La bronchiolite est une maladie virale qui est due, 7 fois sur 10, au virus respiratoire syncitial (VRS). Elle se manifeste par une toux sèche, provoquée par une inflammation de la trachée et des bronches. Celle-ci s'accompagne souvent d'expectorations. Parfois, la respiration de l'enfant devient rapide et sifflante. Si la plupart des cas évoluent spontanément de manière favorable, il peut arriver que la maladie impose une hospitalisation.

Une fracture pour 1.000 nourrissons traités
En 2010, les données scientifiques disponibles montraient, selon Prescrire, que "la kinésithérapie n'avait pas d'efficacité prouvée pour accélérer la guérison des nourrissons atteints de bronchiolite". En 2012, les rédacteurs enfoncent le clou, s'appuyant sur une méta-analyse effectuée par la Cochrane collaboration qui a valeur de référence internationale.

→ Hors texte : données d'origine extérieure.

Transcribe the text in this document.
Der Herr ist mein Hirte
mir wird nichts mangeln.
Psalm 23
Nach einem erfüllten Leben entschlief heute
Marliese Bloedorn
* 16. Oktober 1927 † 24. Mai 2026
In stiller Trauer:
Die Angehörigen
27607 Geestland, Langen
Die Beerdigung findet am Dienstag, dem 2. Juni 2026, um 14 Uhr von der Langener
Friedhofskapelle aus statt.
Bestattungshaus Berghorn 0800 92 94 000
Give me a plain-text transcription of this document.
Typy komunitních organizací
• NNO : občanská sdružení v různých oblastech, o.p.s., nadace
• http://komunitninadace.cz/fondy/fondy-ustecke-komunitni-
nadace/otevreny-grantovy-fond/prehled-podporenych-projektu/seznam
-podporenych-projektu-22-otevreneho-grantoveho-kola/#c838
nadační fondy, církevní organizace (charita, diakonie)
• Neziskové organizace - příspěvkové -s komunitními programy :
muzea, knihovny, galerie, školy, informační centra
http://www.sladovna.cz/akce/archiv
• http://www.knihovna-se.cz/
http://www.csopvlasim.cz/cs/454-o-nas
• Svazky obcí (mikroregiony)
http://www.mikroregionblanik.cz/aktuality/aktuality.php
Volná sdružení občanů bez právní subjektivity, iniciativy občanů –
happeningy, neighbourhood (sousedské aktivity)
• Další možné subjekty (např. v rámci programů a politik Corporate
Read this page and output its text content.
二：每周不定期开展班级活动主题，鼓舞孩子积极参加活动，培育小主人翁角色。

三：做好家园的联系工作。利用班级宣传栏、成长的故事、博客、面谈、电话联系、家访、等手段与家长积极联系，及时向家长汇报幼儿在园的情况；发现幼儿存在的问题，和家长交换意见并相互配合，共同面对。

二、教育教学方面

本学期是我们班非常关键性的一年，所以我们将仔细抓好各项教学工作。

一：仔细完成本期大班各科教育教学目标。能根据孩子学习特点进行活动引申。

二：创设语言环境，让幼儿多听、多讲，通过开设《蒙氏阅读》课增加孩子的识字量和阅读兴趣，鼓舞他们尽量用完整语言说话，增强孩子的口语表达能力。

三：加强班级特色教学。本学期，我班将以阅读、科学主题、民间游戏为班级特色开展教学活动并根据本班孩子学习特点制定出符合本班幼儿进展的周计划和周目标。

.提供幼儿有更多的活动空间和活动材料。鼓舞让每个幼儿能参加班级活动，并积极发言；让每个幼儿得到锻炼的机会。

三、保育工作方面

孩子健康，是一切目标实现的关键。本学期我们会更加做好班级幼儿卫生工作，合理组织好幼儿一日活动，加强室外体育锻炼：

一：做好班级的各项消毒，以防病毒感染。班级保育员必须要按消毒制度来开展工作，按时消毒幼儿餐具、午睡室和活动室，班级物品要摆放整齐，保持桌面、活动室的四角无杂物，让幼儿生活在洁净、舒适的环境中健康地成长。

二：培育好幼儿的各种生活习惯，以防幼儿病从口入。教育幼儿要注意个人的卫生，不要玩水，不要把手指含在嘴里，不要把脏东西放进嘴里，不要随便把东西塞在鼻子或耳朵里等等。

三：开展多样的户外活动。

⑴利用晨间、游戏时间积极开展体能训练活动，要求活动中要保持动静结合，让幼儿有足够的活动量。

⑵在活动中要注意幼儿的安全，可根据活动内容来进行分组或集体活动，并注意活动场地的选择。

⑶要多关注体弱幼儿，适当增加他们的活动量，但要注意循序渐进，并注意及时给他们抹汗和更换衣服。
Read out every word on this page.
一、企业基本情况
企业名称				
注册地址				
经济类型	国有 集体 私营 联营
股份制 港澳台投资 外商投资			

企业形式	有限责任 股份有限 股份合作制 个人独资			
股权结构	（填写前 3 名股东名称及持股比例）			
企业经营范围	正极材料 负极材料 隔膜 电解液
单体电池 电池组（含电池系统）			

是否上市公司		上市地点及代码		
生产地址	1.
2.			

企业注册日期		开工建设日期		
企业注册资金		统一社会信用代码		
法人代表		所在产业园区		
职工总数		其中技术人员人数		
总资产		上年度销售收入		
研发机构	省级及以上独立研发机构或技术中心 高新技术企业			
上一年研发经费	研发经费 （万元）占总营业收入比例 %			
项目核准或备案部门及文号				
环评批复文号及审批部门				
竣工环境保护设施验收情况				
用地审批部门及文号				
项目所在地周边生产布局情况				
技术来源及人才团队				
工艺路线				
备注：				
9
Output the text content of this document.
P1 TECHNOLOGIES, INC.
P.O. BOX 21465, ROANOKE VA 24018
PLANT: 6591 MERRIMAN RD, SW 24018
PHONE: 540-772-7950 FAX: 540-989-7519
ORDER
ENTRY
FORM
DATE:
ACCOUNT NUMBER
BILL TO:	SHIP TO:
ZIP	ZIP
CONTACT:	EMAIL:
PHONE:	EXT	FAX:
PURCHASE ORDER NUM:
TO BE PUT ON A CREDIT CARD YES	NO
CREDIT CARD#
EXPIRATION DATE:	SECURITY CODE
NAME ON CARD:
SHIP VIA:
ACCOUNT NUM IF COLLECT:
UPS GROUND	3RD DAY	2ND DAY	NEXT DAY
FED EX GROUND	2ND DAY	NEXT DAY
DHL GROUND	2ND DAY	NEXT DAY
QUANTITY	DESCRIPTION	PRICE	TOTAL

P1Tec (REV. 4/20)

Cette dernière a recensé neuf essais comparant la prise en charge de la bronchiolite avec ou sans séances de kinésithérapie respiratoire.

La kinésiethérapie est très utilisée en France. Elle vise à accélérer le flux respiratoire en provoquant la toux afin de désencombrer les voies aériennes supérieures et les poumons. "Avec ou sans kinésithérapie respiratoire, la durée moyenne de la maladie a été d'environ 13 jours", fait valoir Prescrire. La revue ajoute que dans ces essais plusieurs effets indésirables ont été observés : "désaturation en oxygène pendant la séance, vomissements avec la technique d'accélération du flux". De plus, "la kinésithérapie respiratoire expose les nourrissons à des douleurs et des fractures de côtes. Et selon une étude rétrospective conduite dans des hôpitaux parisiens, le risque est d'une fracture pour 1.000 nourrissons traités".

Soulager le bébé, pas le guérir
De son côté, la FFMKR voit rouge. "Affirmer aujourd'hui, dans une synthèse de 9 études, que la kinésithérapie respiratoire n'est pas efficace pour combattre la bronchiolite est intolérable et va engendrer une panique inutile". Ses responsables dénoncent le fait que ces pratiques sont attaquées chaque année à la même époque. Ils rappellent ainsi que dans ses recommandations de 2000, la Haute Autorité de santé (HAS) indiquait que "la prise en charge d'une bronchiolite aiguë du nourrisson est essentiellement symptomatique, la prescription de kinésithérapie n'est pas systématique. Elle dépend de l'état clinique de l'enfant".

Or ces recommandations n'ont toujours pas évolué, malgré la publication des différentes études citées par la Revue Prescrire. La FFMKR souligne que le rôle du masseur-kinésithérapeute "n'est pas de guérir un virus mais de faciliter l'évolution de l'épisode de bronchiolite, de soulager le nourrisson et d'éviter les complications, parfois dramatiques comme les détresses respiratoires".

Sources : La Revue Prescrire, décembre 2012, tome 32, N° 350, page 927. Fédération française des masseurs kinésithérapeutes rééducateurs (FFMKR), 4 décembre 2012.